WASHINGTON - The conservative House Freedom Caucus is urging Senate Minority Leader Mitch McConnell, R-Ky., to delay passage of a spending bill needed by Friday to prevent a government shutdown unless it prohibits funding for the Biden administration's vaccine mandates.
In a letter to McConnell on Wednesday, the Freedom Caucus said the House is voting later in the day on the spending measure, known as a continuing resolution, "without ending any of President Biden's very damaging, un-American, and in the worst cases, unlawful vaccine mandates."
The group said that Senate Republicans have "important leverage" against the mandates because Democrats will need GOP votes to advance the spending measure by Friday night.
"We therefore write to request that you use all procedural tools at your disposal to deny timely passage of the CR unless it prohibits funding - in all respects - for the vaccine mandates and enforcement thereof," they wrote.
The conservative caucus is essentially threatening a potential shutdown to push back against the vaccine mandates announced by President Joe Biden, which have been tied up by courts.
Rep. Chip Roy, R-Texas, a vocal member of the Freedom Caucus, questioned Wednesday on Fox News whether Republicans are "going to stand up and say that not one single dollar should be used to fund government that is telling people that they must get a vaccine, a mandatory vaccine, or they're gonna lose their job."
He continued, "The president doesn't have the power to do this.
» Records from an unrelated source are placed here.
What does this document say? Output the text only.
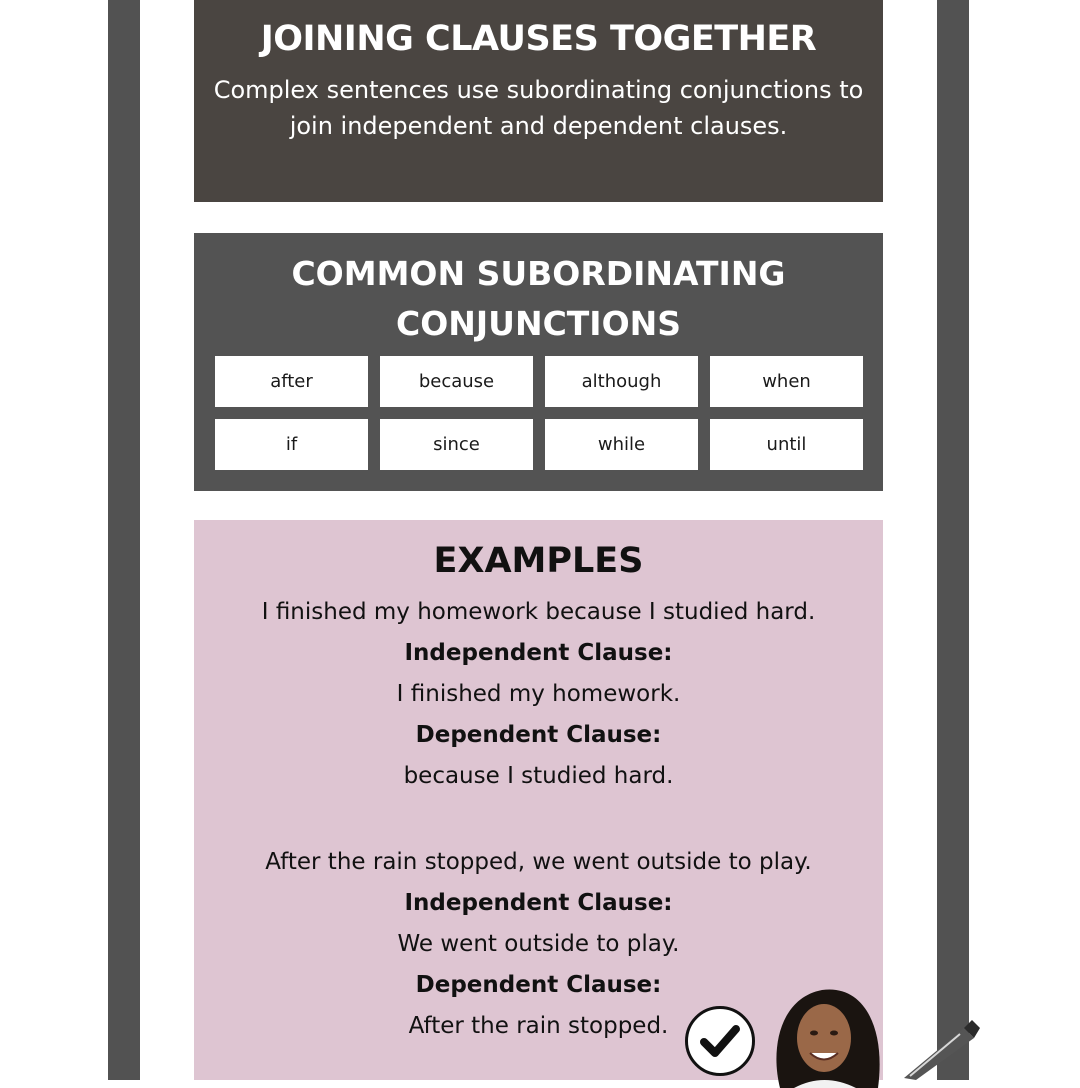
JOINING CLAUSES TOGETHER

Complex sentences use subordinating conjunctions to join independent and dependent clauses.

COMMON SUBORDINATING
CONJUNCTIONS
after	because	although	when
if	since	while	until
EXAMPLES
I finished my homework because I studied hard.
Independent Clause:
I finished my homework.
Dependent Clause:
because I studied hard.
After the rain stopped, we went outside to play.
Independent Clause:
We went outside to play.
Dependent Clause:
After the rain stopped.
And where is Congress? Congress needs to man up, stand up, and fight for the American people. And that means don't fund a government that is tyrannically forcing people to get a vaccine that they don't wanna get."
McConnell, however, made it clear Tuesday that he doesn't want a shutdown.
"We won't shut down," he told reporters. "I think we'll get there, and certainly nobody should be concerned about a government shutdown."
Sen. Roger Marshall, R-Kan., spearheaded a letter signed by 10 other GOP senators in early November that said they would "not support - and will use all means at our disposal to oppose - legislation that funds or in any way enables the enforcement of President Biden's employer vaccine mandate," including a continuing resolution, unless the latter contains language "protecting Americans from this action."
On Tuesday, congressional leaders were scrambling to avert a partial government shutdown by the end of the week. Aides and lawmakers said Democrats were coalescing around a short-term bill that would keep the government funded through sometime in January.